Dubai's main stock exchange plunged for a third straight day Wednesday as investors dumped holdings.
Dubai's main stock exchange plunged for a third straight day Wednesday as investors dumped holdings in the troubled Arab boomtown amid a scramble for details about the depth of its debt woes.
The Dubai Financial Market's benchmark index dropped 6.3 percent at the close, building on steep declines since Monday. The bourse in Abu Dhabi — the oil-rich emirate home to the United Arab Emirates' federal government — tumbled 2.8 percent.
The declines reflected a lack of information about the scope of Dubai's debt pile and how it plans to repay it. Concerns over the government's increasingly clear unwillingness to assume responsibility for the debts of companies that it owns — best illustrated by officials' lack of backing for troubled conglomerate Dubai World — are also weighing on the market, analysts say.
"It's all about the absence of any news, clarity and confirmation of what will happen," said Julian Bruce, director of institutional equity sales at EFG Hermes.
Those concerns have prompted a series of ratings downgrades, the most recent coming Tuesday when Moody's Investor's Service cut the ratings of six government-linked companies, leaving all in junk status.
"There's huge level of uncertainty, and investors are not interested in gaining more exposure to Dubai," Bruce added. "That's why everything is for sale."
The sell-off came as Dubai World's main property developer Nakheel, builder of the city-state's iconic palm-shaped islands, disclosed that it lost 13.43 billion dirhams, or $3.66 billion, in the first half of this year as property values tumbled in the emirate on the back of the global economic meltdown.
Nakheel made the disclosure on the Nasdaq Dubai, where its Islamic bonds are traded. The statement showed the company had amassed nearly $20 billion in liabilities, including loans and accounts that needed to be repaid, through the end of June. It said its assets at the time stood at about twice that amount.
The debt build-up mirrored that of Dubai World — whose sprawling holdings range from ports to real estate and luxury retail — and of Dubai, itself. The conglomerate and the emirate had relied on cheap cash to build up Dubai — one of seven semiautonomous city-states making up the UAE — over the past decade. But the bills are coming due and the money is not there.
That crunch prompted Dubai's government, on the eve of the U.S. Thanksgiving holiday, to announce that Dubai World would seek a six-month "standstill," effectively a delay, on repaying some of its $60 billion in debts.
While the company later said the restructuring would involve roughly $26 billion in debts, and indicated it may sell some assets to raise the cash, it said its profitable ports and related free zone operations would be exempt from the restructuring. Also off the table was its private equity division Istithmar World and Infinity World Holding, the co-owner of Las Vegas' new $8.5 billion CityCenter hotel and casino complex.
Dubai World looked to isolate other assets from the restructuring, announcing late Tuesday that its shipbuilding and repair arm Drydocks World will not be included in a restructuring.
"Drydocks World continues to have sufficient financial capacity to service its debt and remains well positioned to take advantage of the expected improvements in the shipbuilding and offshore industries in the coming years," the company said.
The division has $1.7 billion in debt coming due in 2011, and another half a billion two years later, according to Morgan Stanley research.
Analysts say Dubai World appears to be drawing a line between profitable and other "good" assets it hopes to keep, and more toxic holdings that are loaded with debt.
Drydocks World runs the largest shipyard in the Middle East, servicing an average of 400 oil tankers and other ships per year, according to its Web site.
Even as it tries to fence off more valuable assets, Dubai is coming under mounting pressure from creditors that have loaned the emirate's web of state-run companies more than $80 billion.
Dubai World's Istithmar lost ownership of the W Union Square New York hotel in a foreclosure auction Tuesday. Istithmar acquired the hotel in October 2006 for $285 million, according to Real Capital Analytics, a data tracking firm.

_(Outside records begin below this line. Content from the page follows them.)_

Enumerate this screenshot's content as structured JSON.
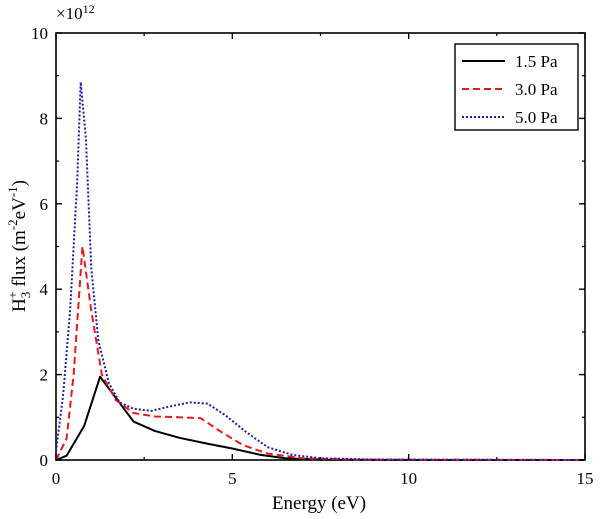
{
  "chart_data": {
    "type": "line",
    "xlabel": "Energy (eV)",
    "ylabel": {
      "main": "H",
      "sub": "3",
      "sup": "+",
      "rest": " flux (m",
      "exp1": "-2",
      "mid": "eV",
      "exp2": "-1",
      "end": ")"
    },
    "y_multiplier": {
      "prefix": "×10",
      "exponent": "12"
    },
    "xlim": [
      0,
      15
    ],
    "ylim": [
      0,
      10
    ],
    "xticks": [
      0,
      5,
      10,
      15
    ],
    "yticks": [
      0,
      2,
      4,
      6,
      8,
      10
    ],
    "xtick_labels": [
      "0",
      "5",
      "10",
      "15"
    ],
    "ytick_labels": [
      "0",
      "2",
      "4",
      "6",
      "8",
      "10"
    ],
    "grid": false,
    "legend_position": "top-right",
    "series": [
      {
        "name": "1.5 Pa",
        "color": "#000000",
        "dash": "solid",
        "points": [
          [
            0,
            0
          ],
          [
            0.3,
            0.1
          ],
          [
            0.8,
            0.8
          ],
          [
            1.25,
            1.95
          ],
          [
            1.7,
            1.45
          ],
          [
            2.2,
            0.9
          ],
          [
            2.8,
            0.68
          ],
          [
            3.5,
            0.52
          ],
          [
            4.3,
            0.38
          ],
          [
            5.0,
            0.27
          ],
          [
            5.8,
            0.12
          ],
          [
            6.5,
            0.04
          ],
          [
            7.5,
            0.01
          ],
          [
            10,
            0
          ],
          [
            15,
            0
          ]
        ]
      },
      {
        "name": "3.0 Pa",
        "color": "#e8191c",
        "dash": "dashed",
        "points": [
          [
            0,
            0
          ],
          [
            0.3,
            0.5
          ],
          [
            0.5,
            2.0
          ],
          [
            0.75,
            5.0
          ],
          [
            1.0,
            3.5
          ],
          [
            1.3,
            2.0
          ],
          [
            1.7,
            1.4
          ],
          [
            2.2,
            1.1
          ],
          [
            2.8,
            1.02
          ],
          [
            3.5,
            1.0
          ],
          [
            4.1,
            0.98
          ],
          [
            4.7,
            0.65
          ],
          [
            5.3,
            0.35
          ],
          [
            6.0,
            0.15
          ],
          [
            7.0,
            0.04
          ],
          [
            8.5,
            0.01
          ],
          [
            15,
            0
          ]
        ]
      },
      {
        "name": "5.0 Pa",
        "color": "#1c1cb4",
        "dash": "dotted",
        "points": [
          [
            0,
            0.2
          ],
          [
            0.2,
            1.5
          ],
          [
            0.4,
            3.5
          ],
          [
            0.6,
            6.5
          ],
          [
            0.7,
            8.85
          ],
          [
            0.85,
            7.5
          ],
          [
            1.0,
            4.5
          ],
          [
            1.2,
            2.8
          ],
          [
            1.5,
            1.8
          ],
          [
            1.8,
            1.35
          ],
          [
            2.2,
            1.2
          ],
          [
            2.7,
            1.15
          ],
          [
            3.2,
            1.25
          ],
          [
            3.8,
            1.35
          ],
          [
            4.3,
            1.32
          ],
          [
            4.8,
            1.05
          ],
          [
            5.4,
            0.65
          ],
          [
            6.0,
            0.3
          ],
          [
            6.7,
            0.12
          ],
          [
            7.5,
            0.04
          ],
          [
            9,
            0.01
          ],
          [
            15,
            0
          ]
        ]
      }
    ]
  }
}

Also in trouble was The Fontainebleau in Miami Beach. The Dubai World property's $660 million loan was due in August. Contractors also claim the owner of the historic hotel owes them $60 million.
Creditors increasingly fear Dubai's debt problems could spread beyond Dubai World to the other state-linked companies known informally as "Dubai Inc."

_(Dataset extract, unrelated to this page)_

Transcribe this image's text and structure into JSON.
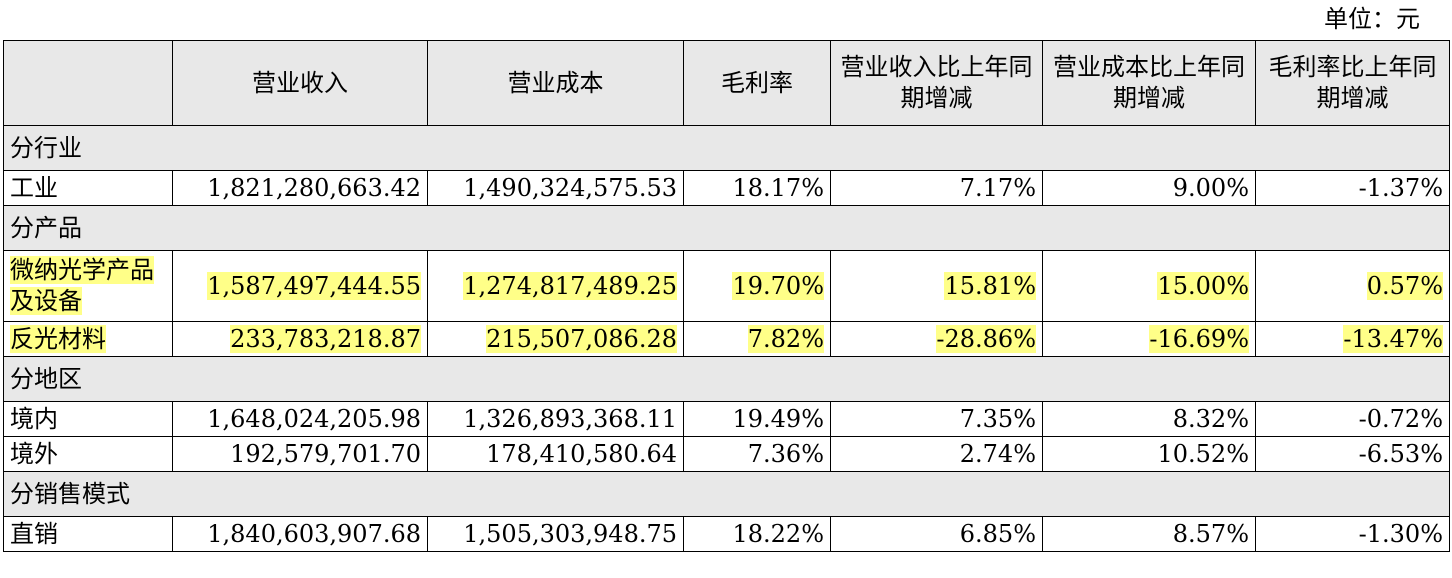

Those concerns were evident in the market Wednesday, as the slide in the DFM's benchmark index pushed the market more than 6 percent below its year-ago level.

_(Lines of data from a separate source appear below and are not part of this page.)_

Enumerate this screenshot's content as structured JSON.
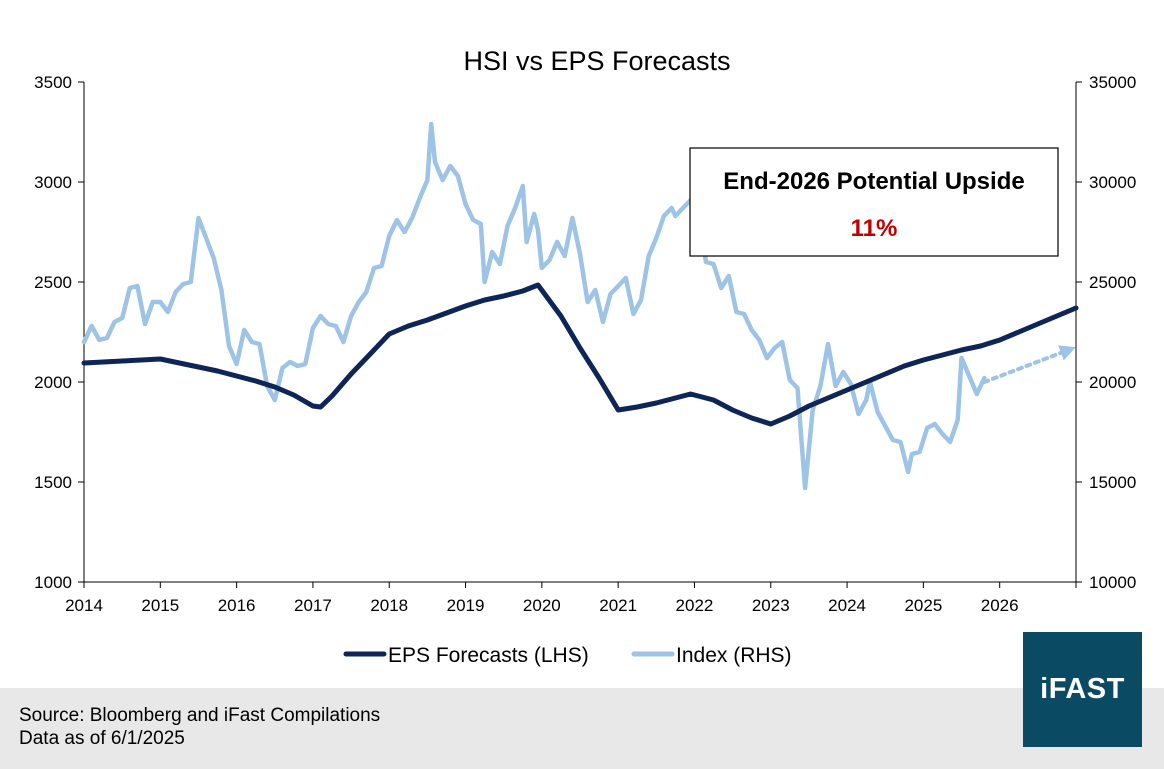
{
  "chart_data": {
    "type": "line",
    "title": "HSI vs EPS Forecasts",
    "x_ticks": [
      "2014",
      "2015",
      "2016",
      "2017",
      "2018",
      "2019",
      "2020",
      "2021",
      "2022",
      "2023",
      "2024",
      "2025",
      "2026"
    ],
    "x_range": [
      2014,
      2027
    ],
    "y_left": {
      "label": "EPS Forecasts (LHS)",
      "range": [
        1000,
        3500
      ],
      "ticks": [
        "1000",
        "1500",
        "2000",
        "2500",
        "3000",
        "3500"
      ]
    },
    "y_right": {
      "label": "Index (RHS)",
      "range": [
        10000,
        35000
      ],
      "ticks": [
        "10000",
        "15000",
        "20000",
        "25000",
        "30000",
        "35000"
      ]
    },
    "grid": false,
    "legend_position": "bottom",
    "series": [
      {
        "name": "EPS Forecasts (LHS)",
        "axis": "left",
        "color": "#0d2557",
        "points": [
          [
            2014.0,
            2095
          ],
          [
            2014.25,
            2100
          ],
          [
            2014.5,
            2105
          ],
          [
            2014.75,
            2110
          ],
          [
            2015.0,
            2115
          ],
          [
            2015.25,
            2095
          ],
          [
            2015.5,
            2075
          ],
          [
            2015.75,
            2055
          ],
          [
            2016.0,
            2030
          ],
          [
            2016.25,
            2005
          ],
          [
            2016.5,
            1975
          ],
          [
            2016.75,
            1935
          ],
          [
            2017.0,
            1880
          ],
          [
            2017.1,
            1875
          ],
          [
            2017.25,
            1930
          ],
          [
            2017.5,
            2040
          ],
          [
            2017.75,
            2140
          ],
          [
            2018.0,
            2240
          ],
          [
            2018.25,
            2280
          ],
          [
            2018.5,
            2310
          ],
          [
            2018.75,
            2345
          ],
          [
            2019.0,
            2380
          ],
          [
            2019.25,
            2410
          ],
          [
            2019.5,
            2430
          ],
          [
            2019.75,
            2455
          ],
          [
            2019.95,
            2485
          ],
          [
            2020.25,
            2330
          ],
          [
            2020.5,
            2170
          ],
          [
            2020.75,
            2020
          ],
          [
            2021.0,
            1860
          ],
          [
            2021.25,
            1875
          ],
          [
            2021.5,
            1895
          ],
          [
            2021.75,
            1920
          ],
          [
            2021.95,
            1940
          ],
          [
            2022.25,
            1910
          ],
          [
            2022.5,
            1860
          ],
          [
            2022.75,
            1820
          ],
          [
            2023.0,
            1790
          ],
          [
            2023.25,
            1830
          ],
          [
            2023.5,
            1880
          ],
          [
            2023.75,
            1920
          ],
          [
            2024.0,
            1960
          ],
          [
            2024.25,
            2000
          ],
          [
            2024.5,
            2040
          ],
          [
            2024.75,
            2080
          ],
          [
            2025.0,
            2110
          ],
          [
            2025.25,
            2135
          ],
          [
            2025.5,
            2160
          ],
          [
            2025.75,
            2180
          ],
          [
            2026.0,
            2210
          ],
          [
            2026.25,
            2250
          ],
          [
            2026.5,
            2290
          ],
          [
            2026.75,
            2330
          ],
          [
            2027.0,
            2370
          ]
        ]
      },
      {
        "name": "Index (RHS)",
        "axis": "right",
        "color": "#9dc3e6",
        "points": [
          [
            2014.0,
            22000
          ],
          [
            2014.1,
            22800
          ],
          [
            2014.2,
            22100
          ],
          [
            2014.3,
            22200
          ],
          [
            2014.4,
            23000
          ],
          [
            2014.5,
            23200
          ],
          [
            2014.6,
            24700
          ],
          [
            2014.7,
            24800
          ],
          [
            2014.8,
            22900
          ],
          [
            2014.9,
            24000
          ],
          [
            2015.0,
            24000
          ],
          [
            2015.1,
            23500
          ],
          [
            2015.2,
            24500
          ],
          [
            2015.3,
            24900
          ],
          [
            2015.4,
            25000
          ],
          [
            2015.5,
            28200
          ],
          [
            2015.6,
            27200
          ],
          [
            2015.7,
            26200
          ],
          [
            2015.8,
            24600
          ],
          [
            2015.9,
            21800
          ],
          [
            2016.0,
            20900
          ],
          [
            2016.1,
            22600
          ],
          [
            2016.2,
            22000
          ],
          [
            2016.3,
            21900
          ],
          [
            2016.4,
            19800
          ],
          [
            2016.5,
            19100
          ],
          [
            2016.6,
            20700
          ],
          [
            2016.7,
            21000
          ],
          [
            2016.8,
            20800
          ],
          [
            2016.9,
            20900
          ],
          [
            2017.0,
            22700
          ],
          [
            2017.1,
            23300
          ],
          [
            2017.2,
            22900
          ],
          [
            2017.3,
            22800
          ],
          [
            2017.4,
            22000
          ],
          [
            2017.5,
            23300
          ],
          [
            2017.6,
            24000
          ],
          [
            2017.7,
            24500
          ],
          [
            2017.8,
            25700
          ],
          [
            2017.9,
            25800
          ],
          [
            2018.0,
            27300
          ],
          [
            2018.1,
            28100
          ],
          [
            2018.2,
            27500
          ],
          [
            2018.3,
            28200
          ],
          [
            2018.4,
            29200
          ],
          [
            2018.5,
            30100
          ],
          [
            2018.55,
            32900
          ],
          [
            2018.6,
            31000
          ],
          [
            2018.7,
            30100
          ],
          [
            2018.8,
            30800
          ],
          [
            2018.9,
            30300
          ],
          [
            2019.0,
            28900
          ],
          [
            2019.1,
            28100
          ],
          [
            2019.2,
            27900
          ],
          [
            2019.25,
            25000
          ],
          [
            2019.35,
            26500
          ],
          [
            2019.45,
            25900
          ],
          [
            2019.55,
            27800
          ],
          [
            2019.65,
            28700
          ],
          [
            2019.75,
            29800
          ],
          [
            2019.8,
            27000
          ],
          [
            2019.9,
            28400
          ],
          [
            2019.95,
            27600
          ],
          [
            2020.0,
            25700
          ],
          [
            2020.1,
            26100
          ],
          [
            2020.2,
            27000
          ],
          [
            2020.3,
            26300
          ],
          [
            2020.4,
            28200
          ],
          [
            2020.5,
            26400
          ],
          [
            2020.6,
            24000
          ],
          [
            2020.7,
            24600
          ],
          [
            2020.8,
            23000
          ],
          [
            2020.9,
            24400
          ],
          [
            2021.0,
            24800
          ],
          [
            2021.1,
            25200
          ],
          [
            2021.2,
            23400
          ],
          [
            2021.3,
            24100
          ],
          [
            2021.4,
            26300
          ],
          [
            2021.5,
            27200
          ],
          [
            2021.6,
            28300
          ],
          [
            2021.7,
            28700
          ],
          [
            2021.75,
            28300
          ],
          [
            2021.85,
            28700
          ],
          [
            2021.95,
            29100
          ],
          [
            2022.05,
            28900
          ],
          [
            2022.15,
            26000
          ],
          [
            2022.25,
            25900
          ],
          [
            2022.35,
            24700
          ],
          [
            2022.45,
            25300
          ],
          [
            2022.55,
            23500
          ],
          [
            2022.65,
            23400
          ],
          [
            2022.75,
            22600
          ],
          [
            2022.85,
            22100
          ],
          [
            2022.95,
            21200
          ],
          [
            2023.05,
            21700
          ],
          [
            2023.15,
            22000
          ],
          [
            2023.25,
            20100
          ],
          [
            2023.35,
            19700
          ],
          [
            2023.45,
            14700
          ],
          [
            2023.55,
            18600
          ],
          [
            2023.65,
            19800
          ],
          [
            2023.75,
            21900
          ],
          [
            2023.85,
            19800
          ],
          [
            2023.95,
            20500
          ],
          [
            2024.05,
            19900
          ],
          [
            2024.15,
            18400
          ],
          [
            2024.25,
            19100
          ],
          [
            2024.3,
            20000
          ],
          [
            2024.4,
            18500
          ],
          [
            2024.5,
            17800
          ],
          [
            2024.6,
            17100
          ],
          [
            2024.7,
            17000
          ],
          [
            2024.8,
            15500
          ],
          [
            2024.85,
            16400
          ],
          [
            2024.95,
            16500
          ],
          [
            2025.05,
            17700
          ],
          [
            2025.15,
            17900
          ],
          [
            2025.25,
            17400
          ],
          [
            2025.35,
            17000
          ],
          [
            2025.45,
            18100
          ],
          [
            2025.5,
            21200
          ],
          [
            2025.6,
            20300
          ],
          [
            2025.7,
            19400
          ],
          [
            2025.8,
            20200
          ]
        ]
      }
    ],
    "projection": {
      "axis": "right",
      "from": [
        2025.8,
        20000
      ],
      "to": [
        2026.9,
        21600
      ],
      "style": "dotted-arrow"
    },
    "annotation": {
      "title": "End-2026 Potential Upside",
      "value": "11%"
    }
  },
  "footer": {
    "source": "Source: Bloomberg and iFast Compilations",
    "data_as_of": "Data as of 6/1/2025"
  },
  "logo": {
    "text": "iFAST",
    "color": "#0b4a63"
  }
}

Analysts at Barclays Capital said in a research report that Dubai Holding, an investment company controlled directly by Dubai's ruler, could be "next in line" with credit problems.
"We believe that the market is pricing in a swift and orderly restructuring with no lasting effect on Dubai Inc.," Barclays analysts wrote. "We would argue that there is little chance of this materializing, and at this point, risk is skewed to the downside."